Patients evacuated to hospitals in Sacramento, Walnut Creek, Vallejo and San Francisco. 

Foster said DGMC staff had to overcome numerous obstacles to move the patients to safety. 

“There was a mother who just underwent surgery,” Babcock said. “There was also a newborn whom we didn’t want to expose to the smoke, so we had to be very careful moving them to other hospitals.” 

Getting these patients out of harm’s way filled Babcock with a sense of purpose.

“I’m incredibly proud to have been able to help those who were counting on me,” he said. “My team and I were responsible for getting patients to safety and couldn’t be happier. This was very much a team effort, and everyone involved was eager to do their part.”

As he reflected on the evacuation, Babcock said training and teamwork are the reasons why the evacuation was successful. 
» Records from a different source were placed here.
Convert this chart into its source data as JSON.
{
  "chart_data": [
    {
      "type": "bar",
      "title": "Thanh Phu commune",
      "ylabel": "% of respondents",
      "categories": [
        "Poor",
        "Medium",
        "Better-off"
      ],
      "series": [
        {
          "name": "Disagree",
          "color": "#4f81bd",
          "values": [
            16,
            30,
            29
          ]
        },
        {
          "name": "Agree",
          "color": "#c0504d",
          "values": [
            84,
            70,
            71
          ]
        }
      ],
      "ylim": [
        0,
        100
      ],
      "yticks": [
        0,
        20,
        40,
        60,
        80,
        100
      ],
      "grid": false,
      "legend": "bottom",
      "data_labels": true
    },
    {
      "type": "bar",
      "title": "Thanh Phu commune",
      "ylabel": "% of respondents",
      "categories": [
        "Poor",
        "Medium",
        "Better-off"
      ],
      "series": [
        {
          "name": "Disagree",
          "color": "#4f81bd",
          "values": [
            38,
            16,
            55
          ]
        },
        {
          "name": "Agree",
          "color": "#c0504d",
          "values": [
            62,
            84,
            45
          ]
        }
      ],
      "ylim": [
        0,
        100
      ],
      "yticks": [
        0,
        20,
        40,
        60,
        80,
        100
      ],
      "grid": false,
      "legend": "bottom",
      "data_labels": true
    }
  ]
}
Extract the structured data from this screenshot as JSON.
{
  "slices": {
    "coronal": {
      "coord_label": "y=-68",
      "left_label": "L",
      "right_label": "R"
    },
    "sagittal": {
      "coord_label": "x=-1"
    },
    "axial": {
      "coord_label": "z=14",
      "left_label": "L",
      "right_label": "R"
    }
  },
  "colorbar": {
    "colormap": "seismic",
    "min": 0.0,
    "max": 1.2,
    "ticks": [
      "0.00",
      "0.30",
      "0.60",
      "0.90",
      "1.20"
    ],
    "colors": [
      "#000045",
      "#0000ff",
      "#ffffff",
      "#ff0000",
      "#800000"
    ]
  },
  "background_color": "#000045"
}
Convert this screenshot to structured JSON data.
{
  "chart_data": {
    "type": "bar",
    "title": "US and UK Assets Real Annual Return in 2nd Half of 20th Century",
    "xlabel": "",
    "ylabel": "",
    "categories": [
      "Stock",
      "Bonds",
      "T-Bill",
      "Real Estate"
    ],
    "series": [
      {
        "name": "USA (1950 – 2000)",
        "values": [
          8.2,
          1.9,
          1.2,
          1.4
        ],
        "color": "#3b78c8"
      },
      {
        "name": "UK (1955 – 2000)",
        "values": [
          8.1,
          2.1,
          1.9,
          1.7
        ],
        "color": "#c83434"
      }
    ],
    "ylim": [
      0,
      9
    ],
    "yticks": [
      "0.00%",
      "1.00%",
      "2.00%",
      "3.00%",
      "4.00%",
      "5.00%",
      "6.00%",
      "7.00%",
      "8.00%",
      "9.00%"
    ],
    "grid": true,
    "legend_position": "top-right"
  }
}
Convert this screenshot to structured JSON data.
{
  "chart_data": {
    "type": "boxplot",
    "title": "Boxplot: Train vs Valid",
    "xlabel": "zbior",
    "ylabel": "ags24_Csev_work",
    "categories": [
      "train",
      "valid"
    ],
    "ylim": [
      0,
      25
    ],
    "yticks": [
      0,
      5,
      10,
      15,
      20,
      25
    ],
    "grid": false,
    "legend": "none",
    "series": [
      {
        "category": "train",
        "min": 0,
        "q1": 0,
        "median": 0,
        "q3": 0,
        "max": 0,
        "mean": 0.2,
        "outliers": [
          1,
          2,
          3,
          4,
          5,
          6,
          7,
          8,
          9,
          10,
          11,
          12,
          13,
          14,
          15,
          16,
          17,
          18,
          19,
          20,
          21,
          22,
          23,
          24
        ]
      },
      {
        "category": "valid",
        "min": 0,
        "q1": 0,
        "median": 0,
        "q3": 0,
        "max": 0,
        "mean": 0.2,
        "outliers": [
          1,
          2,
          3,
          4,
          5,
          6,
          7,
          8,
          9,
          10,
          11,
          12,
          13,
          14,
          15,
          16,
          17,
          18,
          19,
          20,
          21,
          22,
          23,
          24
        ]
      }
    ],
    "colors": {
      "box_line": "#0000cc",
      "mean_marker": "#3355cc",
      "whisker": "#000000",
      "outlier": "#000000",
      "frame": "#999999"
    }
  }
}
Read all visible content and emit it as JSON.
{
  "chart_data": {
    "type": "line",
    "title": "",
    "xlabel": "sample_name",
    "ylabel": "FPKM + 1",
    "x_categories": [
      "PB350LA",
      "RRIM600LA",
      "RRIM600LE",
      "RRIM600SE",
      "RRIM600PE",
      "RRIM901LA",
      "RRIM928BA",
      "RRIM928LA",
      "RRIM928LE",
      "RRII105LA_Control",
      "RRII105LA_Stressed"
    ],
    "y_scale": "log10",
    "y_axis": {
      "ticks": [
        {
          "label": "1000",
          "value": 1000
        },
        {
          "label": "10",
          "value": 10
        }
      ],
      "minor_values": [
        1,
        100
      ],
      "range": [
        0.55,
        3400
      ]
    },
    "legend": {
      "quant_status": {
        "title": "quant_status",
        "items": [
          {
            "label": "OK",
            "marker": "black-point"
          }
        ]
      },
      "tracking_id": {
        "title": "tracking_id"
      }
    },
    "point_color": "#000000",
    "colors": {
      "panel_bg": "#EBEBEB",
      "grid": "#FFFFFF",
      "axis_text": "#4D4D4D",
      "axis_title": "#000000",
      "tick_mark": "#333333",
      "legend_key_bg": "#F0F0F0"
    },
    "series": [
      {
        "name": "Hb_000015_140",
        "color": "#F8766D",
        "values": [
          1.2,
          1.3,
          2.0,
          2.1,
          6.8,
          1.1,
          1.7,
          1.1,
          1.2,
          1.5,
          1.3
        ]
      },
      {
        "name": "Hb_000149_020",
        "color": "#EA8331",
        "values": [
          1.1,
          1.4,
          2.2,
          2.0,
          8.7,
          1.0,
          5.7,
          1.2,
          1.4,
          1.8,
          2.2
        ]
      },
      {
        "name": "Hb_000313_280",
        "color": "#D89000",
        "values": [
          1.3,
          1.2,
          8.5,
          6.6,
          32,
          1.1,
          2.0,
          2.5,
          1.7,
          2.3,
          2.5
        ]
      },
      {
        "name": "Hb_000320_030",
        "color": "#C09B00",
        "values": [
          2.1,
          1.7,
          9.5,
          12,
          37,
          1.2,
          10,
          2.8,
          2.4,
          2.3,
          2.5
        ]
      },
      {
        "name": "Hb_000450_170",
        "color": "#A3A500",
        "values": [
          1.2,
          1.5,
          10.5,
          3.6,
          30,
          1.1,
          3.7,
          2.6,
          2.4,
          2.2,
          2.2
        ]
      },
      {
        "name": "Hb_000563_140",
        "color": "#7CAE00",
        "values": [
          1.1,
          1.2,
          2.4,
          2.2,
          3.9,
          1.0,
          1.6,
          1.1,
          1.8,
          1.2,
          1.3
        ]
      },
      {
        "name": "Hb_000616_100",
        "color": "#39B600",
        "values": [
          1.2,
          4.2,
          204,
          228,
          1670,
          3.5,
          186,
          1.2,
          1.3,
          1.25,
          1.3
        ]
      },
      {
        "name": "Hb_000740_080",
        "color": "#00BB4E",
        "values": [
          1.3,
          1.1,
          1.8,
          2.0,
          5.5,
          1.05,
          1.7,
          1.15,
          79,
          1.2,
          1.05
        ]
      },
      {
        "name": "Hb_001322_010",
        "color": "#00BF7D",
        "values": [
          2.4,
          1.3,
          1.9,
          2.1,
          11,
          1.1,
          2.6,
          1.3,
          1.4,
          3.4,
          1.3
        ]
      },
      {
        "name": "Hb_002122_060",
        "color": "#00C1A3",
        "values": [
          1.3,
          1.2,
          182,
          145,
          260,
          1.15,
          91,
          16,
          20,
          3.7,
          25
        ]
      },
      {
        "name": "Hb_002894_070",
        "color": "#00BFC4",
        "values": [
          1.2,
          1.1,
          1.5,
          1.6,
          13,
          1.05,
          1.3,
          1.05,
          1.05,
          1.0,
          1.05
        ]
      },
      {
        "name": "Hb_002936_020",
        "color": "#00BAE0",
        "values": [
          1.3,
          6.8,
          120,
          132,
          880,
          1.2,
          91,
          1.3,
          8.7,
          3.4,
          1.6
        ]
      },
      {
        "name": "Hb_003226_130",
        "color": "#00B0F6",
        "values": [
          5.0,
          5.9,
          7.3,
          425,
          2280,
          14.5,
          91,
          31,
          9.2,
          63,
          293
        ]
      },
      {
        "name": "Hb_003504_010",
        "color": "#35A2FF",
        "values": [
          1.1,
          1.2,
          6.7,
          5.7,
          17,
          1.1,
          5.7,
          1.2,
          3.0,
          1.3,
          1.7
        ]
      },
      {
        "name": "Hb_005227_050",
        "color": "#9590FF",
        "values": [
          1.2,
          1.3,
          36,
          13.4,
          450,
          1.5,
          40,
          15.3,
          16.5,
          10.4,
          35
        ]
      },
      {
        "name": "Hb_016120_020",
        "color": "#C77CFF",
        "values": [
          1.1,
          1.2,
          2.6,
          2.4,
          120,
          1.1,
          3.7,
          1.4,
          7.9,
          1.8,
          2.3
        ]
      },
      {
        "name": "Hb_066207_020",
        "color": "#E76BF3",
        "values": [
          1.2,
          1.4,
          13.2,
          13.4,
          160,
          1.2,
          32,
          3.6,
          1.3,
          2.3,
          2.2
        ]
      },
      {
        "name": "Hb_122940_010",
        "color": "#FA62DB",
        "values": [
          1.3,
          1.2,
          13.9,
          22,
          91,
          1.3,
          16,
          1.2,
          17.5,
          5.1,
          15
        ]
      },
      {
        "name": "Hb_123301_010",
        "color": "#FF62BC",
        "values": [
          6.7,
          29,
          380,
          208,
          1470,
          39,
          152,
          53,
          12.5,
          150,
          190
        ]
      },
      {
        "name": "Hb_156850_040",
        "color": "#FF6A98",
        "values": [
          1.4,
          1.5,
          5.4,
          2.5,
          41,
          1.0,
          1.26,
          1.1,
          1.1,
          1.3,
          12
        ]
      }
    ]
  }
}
“I’m a strong believer in training like it’s the real deal, which builds the muscle memory for when it comes to potential mass-casualty situations,” Foster said. “In this instance, we knew we had to get our patients out of harm’s way, and that’s what kicked in. We didn’t train specifically for an evacuation, but by taking our training seriously, it mentally prepared us all for what needed to be done. That is what helped us pull this off successfully.”

“Throughout my 18 years of service, this was my first evacuation I had to lead, and knowing we had many people relying on us, I knew we had to provide the best care we could,” Foster said. “We are here to support the warfighter, our families and our community.